Wickes boss warns of inflation as sales surge at building merchant

Europe
Wickes CEO David Wood said he was 'delighted with how the entire business has responded to the continued strong demand for our products and services.' Photo: Getty Images

Wickes CEO David Wood said he was ‘delighted with how the entire business has responded to the continued strong demand for our products and services.’ Photo: Getty Images

Wickes (WIX.L) has had strong group sales so far in 2021 as lockdown restrictions ease, but its CEO warned of inflationary pressures. 

The building merchant’s total like-for-like growth In group sales were 45.7% ahead year on year in the 21 weeks to 22 May, and 23.1% up when compared to pre-pandemic figures from 2019.

CEO David Wood said he was “delighted with how the entire business has responded to the continued strong demand for our products and services.”

He warned that “availability constraints and inflationary pressures across some raw materials have been well-flagged” but said the company has “strong supplier relationships and are working closely with them to ensure we continue to provide customers with the products they need at the best possible value.”

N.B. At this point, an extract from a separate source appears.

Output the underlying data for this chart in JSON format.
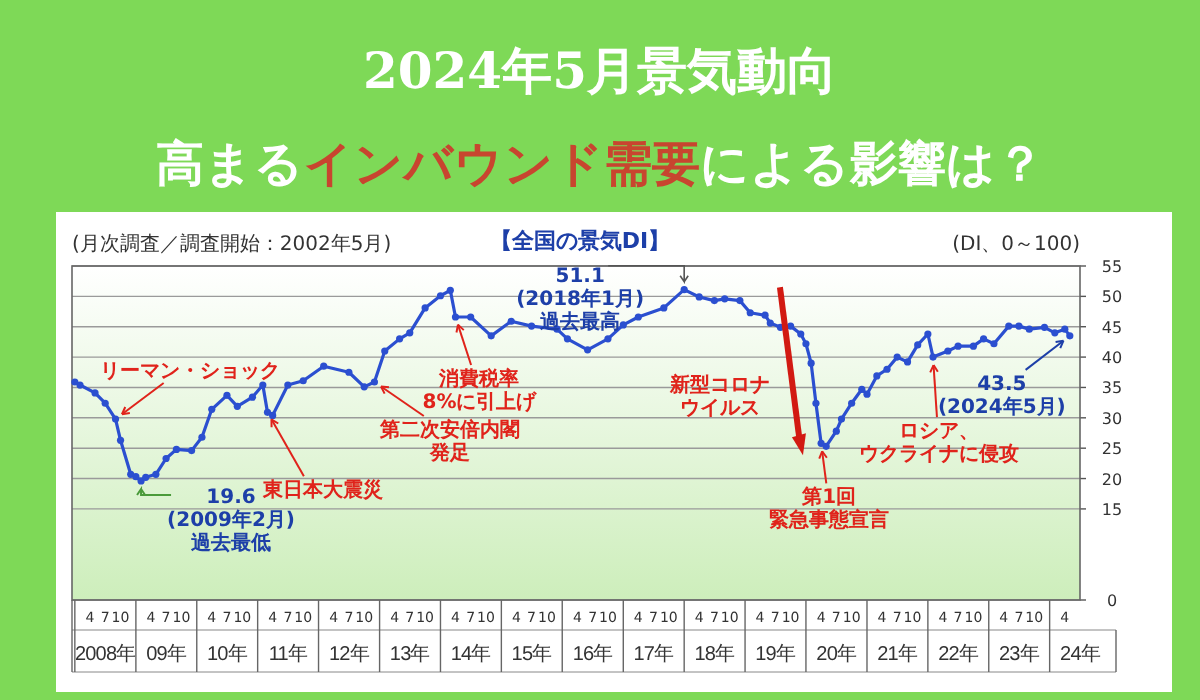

This comes as Travis Perkins (TPK.L), the country’s biggest builder’s merchant, warned of cost increases to raw materials “in a move that will fuel fears of an inflationary price spiral as the economy pulls out of its Covid-19-induced recession,” The Times reported.

Read more: UK house price growth hits 10% in hottest month in seven years

Travis Perkins said there would be a 15% uptick in the price of bagged cement, 10% in chipboard and 5% in paint from this week.

It said “the market is facing considerable cost and availability challenges on a number of key commodity items at the moment”.

Wickes was separated from Travis Perkins through a premium listing on the London Stock Exchange earlier this year.

AJ Bell financial analyst Danni Hewson said: “The danger is that enthusiasm for domestic renovations hits the obstacle of prohibitive costs and delays, thus stopping the current boom in its tracks. This could leave Wickes exposed in a competitive market and remind investors why Travis Perkins was keen to spin off the business in the first place.”

Wickes' stock was up on Tuesday morning. Chart: Yahoo Finance UK

Wickes’ stock was up on Tuesday morning. Chart: Yahoo Finance UK

Looking forward, the company said there remains uncertainty in the balance of full year outlook, but it expects half year adjusted profit before tax of around £45m ($ 64m) and full year adjusted profit before tax within the top half of the range of analyst expectations. The current range is £55m to £74m.

Following the re-opening of showrooms on 12 April, the company said it is encouraged by its kitchen and bathroom leads and order pipeline, which it expects will deliver strong like-for-like sales growth in the second half of the year.

“The company is off to a pretty impressive start, with sales growth tracking well ahead of not just last year’s pandemic-disrupted trading but also the same period in 2019, helping the company to make a good impression on the market by guiding for profit at the top end of expectations,” said Hewson. 

Shares were up about 4% on Tuesday morning.

Hewson said Wickes “operates in a fragmented market which is benefiting from a post-COVID home improvement boom so now is a pretty good time to strike out on its own following its split from Travis Perkins.”